RUNDELL, BRIDGE & RUNDELL
Goldsmiths and jewelers Philip Rundell and John Bridge formed the first element of what would become a most prolific partnership in 1785. In 1797 the firm of Rundell and Bridge received the royal patronage of King George III, a sponsorship which they retained through the reign of George IV, until 1830. Philip's cousin, Edmund Rundell, was hired into the firm in 1803. The royal appointment of Rundell, Bridge and Rundell was of supreme significance in and of itself but it also necessitated, by tradition, the patronage of the entire royal family and that of most of the nobility as well. The firm's design studio was brimming with the upper echelon of Royal Academicians namely; John Flaxman, Thomas Stothard and J.B. Papworth. They produced monumental sculptural works in gold, silver, silver plate, silver-gilt and ormolu. Another example of an ormolu object made by the firm is a Regency centerpiece, also with winged sphinx supports, sold Christie's, New York, 12 October 1996, lot 128, as well as lot 554 in this sale.
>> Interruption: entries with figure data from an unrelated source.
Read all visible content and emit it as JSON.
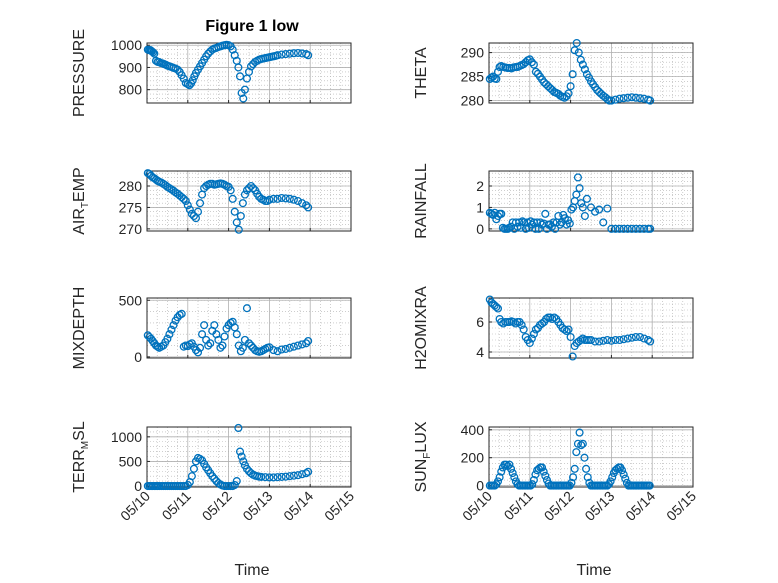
{
  "figure": {
    "title": "Figure 1 low",
    "xlabel": "Time"
  },
  "colors": {
    "marker": "#0072BD",
    "axis": "#262626",
    "grid": "#b0b0b0"
  },
  "chart_data": [
    {
      "type": "scatter",
      "position": "top-left",
      "ylabel": "PRESSURE",
      "xlim": [
        0,
        5
      ],
      "ylim": [
        740,
        1010
      ],
      "yticks": [
        800,
        900,
        1000
      ],
      "xticks": [
        "05/10",
        "05/11",
        "05/12",
        "05/13",
        "05/14",
        "05/15"
      ],
      "show_xticklabels": false,
      "x": [
        0.02,
        0.05,
        0.08,
        0.1,
        0.12,
        0.15,
        0.18,
        0.22,
        0.26,
        0.3,
        0.34,
        0.38,
        0.42,
        0.46,
        0.5,
        0.55,
        0.6,
        0.65,
        0.7,
        0.75,
        0.8,
        0.85,
        0.9,
        0.95,
        1.0,
        1.04,
        1.08,
        1.12,
        1.16,
        1.2,
        1.25,
        1.3,
        1.35,
        1.4,
        1.45,
        1.5,
        1.55,
        1.6,
        1.65,
        1.7,
        1.75,
        1.8,
        1.85,
        1.9,
        1.95,
        2.0,
        2.05,
        2.1,
        2.15,
        2.2,
        2.24,
        2.28,
        2.32,
        2.36,
        2.4,
        2.45,
        2.5,
        2.55,
        2.6,
        2.65,
        2.7,
        2.75,
        2.8,
        2.85,
        2.9,
        2.95,
        3.0,
        3.05,
        3.1,
        3.15,
        3.2,
        3.3,
        3.4,
        3.5,
        3.6,
        3.7,
        3.8,
        3.9,
        3.95
      ],
      "y": [
        980,
        978,
        978,
        975,
        972,
        968,
        962,
        930,
        925,
        924,
        920,
        918,
        915,
        912,
        908,
        905,
        902,
        898,
        895,
        890,
        880,
        865,
        850,
        830,
        825,
        820,
        828,
        842,
        860,
        875,
        890,
        905,
        920,
        935,
        950,
        962,
        972,
        980,
        985,
        988,
        992,
        995,
        998,
        1000,
        1002,
        1000,
        995,
        980,
        955,
        930,
        900,
        860,
        785,
        760,
        800,
        850,
        880,
        905,
        915,
        925,
        930,
        935,
        938,
        940,
        942,
        944,
        946,
        948,
        950,
        952,
        955,
        958,
        960,
        962,
        964,
        965,
        963,
        960,
        955
      ]
    },
    {
      "type": "scatter",
      "position": "top-right",
      "ylabel": "THETA",
      "xlim": [
        0,
        5
      ],
      "ylim": [
        279.5,
        292
      ],
      "yticks": [
        280,
        285,
        290
      ],
      "xticks": [
        "05/10",
        "05/11",
        "05/12",
        "05/13",
        "05/14",
        "05/15"
      ],
      "show_xticklabels": false,
      "x": [
        0.02,
        0.06,
        0.1,
        0.14,
        0.18,
        0.22,
        0.26,
        0.3,
        0.35,
        0.4,
        0.45,
        0.5,
        0.55,
        0.6,
        0.65,
        0.7,
        0.75,
        0.8,
        0.85,
        0.9,
        0.95,
        1.0,
        1.05,
        1.1,
        1.15,
        1.2,
        1.25,
        1.3,
        1.35,
        1.4,
        1.45,
        1.5,
        1.55,
        1.6,
        1.65,
        1.7,
        1.75,
        1.8,
        1.85,
        1.9,
        1.95,
        2.0,
        2.05,
        2.1,
        2.15,
        2.2,
        2.25,
        2.3,
        2.35,
        2.4,
        2.45,
        2.5,
        2.55,
        2.6,
        2.65,
        2.7,
        2.75,
        2.8,
        2.85,
        2.9,
        2.95,
        3.0,
        3.1,
        3.2,
        3.3,
        3.4,
        3.5,
        3.6,
        3.7,
        3.8,
        3.9,
        3.95
      ],
      "y": [
        284.5,
        284.8,
        285,
        284.6,
        284.5,
        286,
        287,
        287.2,
        287,
        286.9,
        286.8,
        286.8,
        286.7,
        286.9,
        287,
        287,
        287.2,
        287.4,
        287.6,
        288,
        288.4,
        288.6,
        288,
        287.5,
        286,
        285.6,
        285,
        284.4,
        283.8,
        283.4,
        283,
        282.6,
        282.2,
        281.8,
        281.6,
        281.4,
        281,
        280.8,
        280.6,
        280.9,
        281.5,
        283,
        285.5,
        290.5,
        292,
        290,
        288.5,
        287.5,
        286.5,
        285.5,
        284.8,
        284,
        283.4,
        282.8,
        282.2,
        281.8,
        281.4,
        281,
        280.7,
        280.3,
        280,
        280,
        280.2,
        280.4,
        280.5,
        280.6,
        280.7,
        280.6,
        280.5,
        280.4,
        280.2,
        280
      ]
    },
    {
      "type": "scatter",
      "position": "row2-left",
      "ylabel": "AIR_T_EMP",
      "xlim": [
        0,
        5
      ],
      "ylim": [
        269.5,
        283.5
      ],
      "yticks": [
        270,
        275,
        280
      ],
      "xticks": [
        "05/10",
        "05/11",
        "05/12",
        "05/13",
        "05/14",
        "05/15"
      ],
      "show_xticklabels": false,
      "x": [
        0.02,
        0.06,
        0.1,
        0.14,
        0.18,
        0.22,
        0.26,
        0.3,
        0.35,
        0.4,
        0.45,
        0.5,
        0.55,
        0.6,
        0.65,
        0.7,
        0.75,
        0.8,
        0.85,
        0.9,
        0.95,
        1.0,
        1.05,
        1.1,
        1.15,
        1.2,
        1.25,
        1.3,
        1.35,
        1.4,
        1.45,
        1.5,
        1.55,
        1.6,
        1.65,
        1.7,
        1.75,
        1.8,
        1.85,
        1.9,
        1.95,
        2.0,
        2.05,
        2.1,
        2.15,
        2.2,
        2.25,
        2.3,
        2.35,
        2.4,
        2.45,
        2.5,
        2.55,
        2.6,
        2.65,
        2.7,
        2.75,
        2.8,
        2.85,
        2.9,
        2.95,
        3.0,
        3.1,
        3.2,
        3.3,
        3.4,
        3.5,
        3.6,
        3.7,
        3.8,
        3.9,
        3.95
      ],
      "y": [
        283,
        282.8,
        282.4,
        282,
        281.8,
        281.5,
        281.2,
        281,
        280.8,
        280.5,
        280.2,
        279.8,
        279.5,
        279.2,
        278.9,
        278.5,
        278.2,
        277.8,
        277.4,
        277,
        276.5,
        275.5,
        274.5,
        273.5,
        273,
        272.5,
        274,
        276,
        278,
        279.5,
        280,
        280.3,
        280.5,
        280.5,
        280.3,
        280.4,
        280.5,
        280.6,
        280.5,
        280.3,
        280,
        279.8,
        279,
        277,
        274,
        271.5,
        269.8,
        273,
        276,
        278,
        279,
        279.5,
        280,
        279.5,
        279,
        278.2,
        277.5,
        277,
        276.8,
        276.5,
        276.5,
        276.8,
        277,
        277,
        277.2,
        277.1,
        277,
        276.8,
        276.5,
        276,
        275.5,
        275
      ]
    },
    {
      "type": "scatter",
      "position": "row2-right",
      "ylabel": "RAINFALL",
      "xlim": [
        0,
        5
      ],
      "ylim": [
        -0.1,
        2.7
      ],
      "yticks": [
        0,
        1,
        2
      ],
      "xticks": [
        "05/10",
        "05/11",
        "05/12",
        "05/13",
        "05/14",
        "05/15"
      ],
      "show_xticklabels": false,
      "x": [
        0.02,
        0.06,
        0.1,
        0.14,
        0.18,
        0.22,
        0.26,
        0.3,
        0.34,
        0.38,
        0.42,
        0.46,
        0.5,
        0.54,
        0.58,
        0.62,
        0.66,
        0.7,
        0.74,
        0.78,
        0.82,
        0.86,
        0.9,
        0.94,
        0.98,
        1.02,
        1.06,
        1.1,
        1.14,
        1.18,
        1.22,
        1.26,
        1.3,
        1.34,
        1.38,
        1.42,
        1.46,
        1.5,
        1.54,
        1.58,
        1.62,
        1.66,
        1.7,
        1.74,
        1.78,
        1.82,
        1.86,
        1.9,
        1.94,
        1.98,
        2.02,
        2.06,
        2.1,
        2.14,
        2.18,
        2.22,
        2.26,
        2.3,
        2.35,
        2.4,
        2.5,
        2.6,
        2.7,
        2.8,
        2.9,
        3.0,
        3.1,
        3.2,
        3.3,
        3.4,
        3.5,
        3.6,
        3.7,
        3.8,
        3.9,
        3.95
      ],
      "y": [
        0.75,
        0.7,
        0.65,
        0.75,
        0.45,
        0.6,
        0.7,
        0.7,
        0.05,
        0,
        0,
        0,
        0.05,
        0.1,
        0.3,
        0,
        0.3,
        0.1,
        0.3,
        0.05,
        0.35,
        0.3,
        0,
        0.3,
        0.05,
        0.35,
        0.2,
        0.3,
        0,
        0.3,
        0,
        0.3,
        0.2,
        0.25,
        0.7,
        0,
        0.2,
        0.2,
        0.1,
        0.3,
        0,
        0.3,
        0.6,
        0.2,
        0.3,
        0.65,
        0.5,
        0.2,
        0.4,
        0.25,
        0.9,
        1.0,
        1.3,
        1.6,
        2.4,
        1.9,
        1.2,
        1.0,
        0.6,
        1.4,
        1.0,
        0.8,
        0.9,
        0.3,
        0.95,
        0,
        0,
        0,
        0,
        0,
        0,
        0,
        0,
        0,
        0,
        0
      ]
    },
    {
      "type": "scatter",
      "position": "row3-left",
      "ylabel": "MIXDEPTH",
      "xlim": [
        0,
        5
      ],
      "ylim": [
        -10,
        520
      ],
      "yticks": [
        0,
        500
      ],
      "xticks": [
        "05/10",
        "05/11",
        "05/12",
        "05/13",
        "05/14",
        "05/15"
      ],
      "show_xticklabels": false,
      "x": [
        0.02,
        0.06,
        0.1,
        0.14,
        0.18,
        0.22,
        0.26,
        0.3,
        0.35,
        0.4,
        0.45,
        0.5,
        0.55,
        0.6,
        0.65,
        0.7,
        0.75,
        0.8,
        0.85,
        0.9,
        0.95,
        1.0,
        1.05,
        1.1,
        1.15,
        1.2,
        1.25,
        1.3,
        1.35,
        1.4,
        1.45,
        1.5,
        1.55,
        1.6,
        1.65,
        1.7,
        1.75,
        1.8,
        1.85,
        1.9,
        1.95,
        2.0,
        2.05,
        2.1,
        2.15,
        2.2,
        2.25,
        2.3,
        2.35,
        2.4,
        2.45,
        2.5,
        2.55,
        2.6,
        2.65,
        2.7,
        2.75,
        2.8,
        2.85,
        2.9,
        2.95,
        3.0,
        3.1,
        3.2,
        3.3,
        3.4,
        3.5,
        3.6,
        3.7,
        3.8,
        3.9,
        3.95
      ],
      "y": [
        190,
        175,
        160,
        140,
        120,
        100,
        90,
        80,
        90,
        100,
        130,
        160,
        200,
        240,
        280,
        320,
        350,
        370,
        380,
        90,
        100,
        95,
        110,
        120,
        90,
        60,
        40,
        80,
        200,
        280,
        150,
        100,
        120,
        230,
        280,
        200,
        150,
        80,
        100,
        180,
        250,
        280,
        300,
        310,
        260,
        200,
        100,
        50,
        80,
        150,
        430,
        120,
        100,
        80,
        60,
        50,
        45,
        50,
        60,
        70,
        80,
        85,
        60,
        50,
        65,
        70,
        80,
        90,
        100,
        110,
        120,
        140
      ]
    },
    {
      "type": "scatter",
      "position": "row3-right",
      "ylabel": "H2OMIXRA",
      "xlim": [
        0,
        5
      ],
      "ylim": [
        3.6,
        7.6
      ],
      "yticks": [
        4,
        6
      ],
      "xticks": [
        "05/10",
        "05/11",
        "05/12",
        "05/13",
        "05/14",
        "05/15"
      ],
      "show_xticklabels": false,
      "x": [
        0.02,
        0.06,
        0.1,
        0.14,
        0.18,
        0.22,
        0.26,
        0.3,
        0.35,
        0.4,
        0.45,
        0.5,
        0.55,
        0.6,
        0.65,
        0.7,
        0.75,
        0.8,
        0.85,
        0.9,
        0.95,
        1.0,
        1.05,
        1.1,
        1.15,
        1.2,
        1.25,
        1.3,
        1.35,
        1.4,
        1.45,
        1.5,
        1.55,
        1.6,
        1.65,
        1.7,
        1.75,
        1.8,
        1.85,
        1.9,
        1.95,
        2.0,
        2.05,
        2.1,
        2.15,
        2.2,
        2.25,
        2.3,
        2.35,
        2.4,
        2.45,
        2.5,
        2.6,
        2.7,
        2.8,
        2.9,
        3.0,
        3.1,
        3.2,
        3.3,
        3.4,
        3.5,
        3.6,
        3.7,
        3.8,
        3.9,
        3.95
      ],
      "y": [
        7.5,
        7.3,
        7.2,
        7.1,
        7.0,
        6.9,
        6.2,
        6.0,
        5.9,
        6.0,
        6.0,
        6.0,
        6.05,
        6.0,
        5.9,
        6.0,
        6.0,
        5.8,
        5.5,
        5.0,
        4.8,
        4.6,
        4.9,
        5.2,
        5.5,
        5.6,
        5.8,
        5.9,
        6.0,
        6.2,
        6.3,
        6.3,
        6.2,
        6.3,
        6.2,
        6.0,
        5.8,
        5.6,
        5.5,
        5.4,
        5.5,
        5.0,
        3.7,
        4.4,
        4.6,
        4.7,
        4.8,
        4.9,
        4.8,
        4.8,
        4.8,
        4.8,
        4.7,
        4.7,
        4.75,
        4.8,
        4.75,
        4.8,
        4.8,
        4.85,
        4.9,
        4.95,
        5.0,
        5.0,
        4.9,
        4.8,
        4.7
      ]
    },
    {
      "type": "scatter",
      "position": "bottom-left",
      "ylabel": "TERR_M_SL",
      "xlim": [
        0,
        5
      ],
      "ylim": [
        -20,
        1200
      ],
      "yticks": [
        0,
        500,
        1000
      ],
      "xticks": [
        "05/10",
        "05/11",
        "05/12",
        "05/13",
        "05/14",
        "05/15"
      ],
      "show_xticklabels": true,
      "x": [
        0.02,
        0.06,
        0.1,
        0.14,
        0.18,
        0.22,
        0.26,
        0.3,
        0.35,
        0.4,
        0.45,
        0.5,
        0.55,
        0.6,
        0.65,
        0.7,
        0.75,
        0.8,
        0.85,
        0.9,
        0.95,
        1.0,
        1.05,
        1.1,
        1.15,
        1.2,
        1.25,
        1.3,
        1.35,
        1.4,
        1.45,
        1.5,
        1.55,
        1.6,
        1.65,
        1.7,
        1.75,
        1.8,
        1.85,
        1.9,
        1.95,
        2.0,
        2.05,
        2.1,
        2.15,
        2.2,
        2.24,
        2.28,
        2.32,
        2.36,
        2.4,
        2.45,
        2.5,
        2.55,
        2.6,
        2.65,
        2.7,
        2.75,
        2.8,
        2.9,
        3.0,
        3.1,
        3.2,
        3.3,
        3.4,
        3.5,
        3.6,
        3.7,
        3.8,
        3.9,
        3.95
      ],
      "y": [
        0,
        0,
        0,
        0,
        0,
        0,
        0,
        0,
        0,
        0,
        0,
        0,
        0,
        0,
        0,
        0,
        0,
        0,
        0,
        0,
        0,
        20,
        80,
        200,
        350,
        500,
        570,
        550,
        520,
        450,
        380,
        320,
        260,
        200,
        150,
        100,
        60,
        30,
        10,
        0,
        0,
        0,
        0,
        0,
        20,
        100,
        1180,
        700,
        600,
        500,
        420,
        350,
        300,
        260,
        230,
        210,
        200,
        190,
        185,
        180,
        175,
        175,
        180,
        185,
        190,
        200,
        210,
        220,
        240,
        260,
        290
      ]
    },
    {
      "type": "scatter",
      "position": "bottom-right",
      "ylabel": "SUN_F_LUX",
      "xlim": [
        0,
        5
      ],
      "ylim": [
        -10,
        420
      ],
      "yticks": [
        0,
        200,
        400
      ],
      "xticks": [
        "05/10",
        "05/11",
        "05/12",
        "05/13",
        "05/14",
        "05/15"
      ],
      "show_xticklabels": true,
      "x": [
        0.02,
        0.06,
        0.1,
        0.14,
        0.18,
        0.22,
        0.26,
        0.3,
        0.34,
        0.38,
        0.42,
        0.46,
        0.5,
        0.54,
        0.58,
        0.62,
        0.66,
        0.7,
        0.74,
        0.78,
        0.82,
        0.86,
        0.9,
        0.94,
        0.98,
        1.02,
        1.06,
        1.1,
        1.14,
        1.18,
        1.22,
        1.26,
        1.3,
        1.34,
        1.38,
        1.42,
        1.46,
        1.5,
        1.54,
        1.58,
        1.62,
        1.66,
        1.7,
        1.74,
        1.78,
        1.82,
        1.86,
        1.9,
        1.94,
        1.98,
        2.02,
        2.06,
        2.1,
        2.14,
        2.18,
        2.22,
        2.26,
        2.3,
        2.34,
        2.38,
        2.42,
        2.46,
        2.5,
        2.54,
        2.58,
        2.62,
        2.66,
        2.7,
        2.74,
        2.78,
        2.82,
        2.86,
        2.9,
        2.94,
        2.98,
        3.02,
        3.06,
        3.1,
        3.14,
        3.18,
        3.22,
        3.26,
        3.3,
        3.34,
        3.38,
        3.42,
        3.46,
        3.5,
        3.54,
        3.58,
        3.62,
        3.66,
        3.7,
        3.74,
        3.78,
        3.82,
        3.86,
        3.9,
        3.94
      ],
      "y": [
        0,
        0,
        0,
        0,
        10,
        30,
        60,
        100,
        130,
        150,
        150,
        140,
        150,
        120,
        90,
        60,
        30,
        10,
        0,
        0,
        0,
        0,
        0,
        0,
        0,
        0,
        10,
        40,
        80,
        110,
        120,
        130,
        130,
        100,
        70,
        40,
        15,
        0,
        0,
        0,
        0,
        0,
        0,
        0,
        0,
        0,
        0,
        0,
        0,
        0,
        20,
        60,
        120,
        240,
        300,
        380,
        290,
        300,
        200,
        120,
        60,
        20,
        0,
        0,
        0,
        0,
        0,
        0,
        0,
        0,
        0,
        0,
        0,
        10,
        30,
        60,
        90,
        110,
        120,
        130,
        130,
        110,
        80,
        50,
        20,
        0,
        0,
        0,
        0,
        0,
        0,
        0,
        0,
        0,
        0,
        0,
        0,
        0,
        0
      ]
    }
  ]
}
One should consider the possibility that the French artist Jean-Jacques Boileau was involved in the design of these candelabra. he is known to have been asociated with Rundells in 1803, and moreover a group of Egyptianising ormolu wine coolers by Rundells is closely based on a design by Boileau in the Victoria and Albert Museum, London (M. Snodin, 'J.J. Boileau, A Forgotten Designer of Silver', Connoisseur, June 1978, pp. 129 - 31). A wine cooler of this group was sold, Christie's, New York, 17 October 2003, lot 301.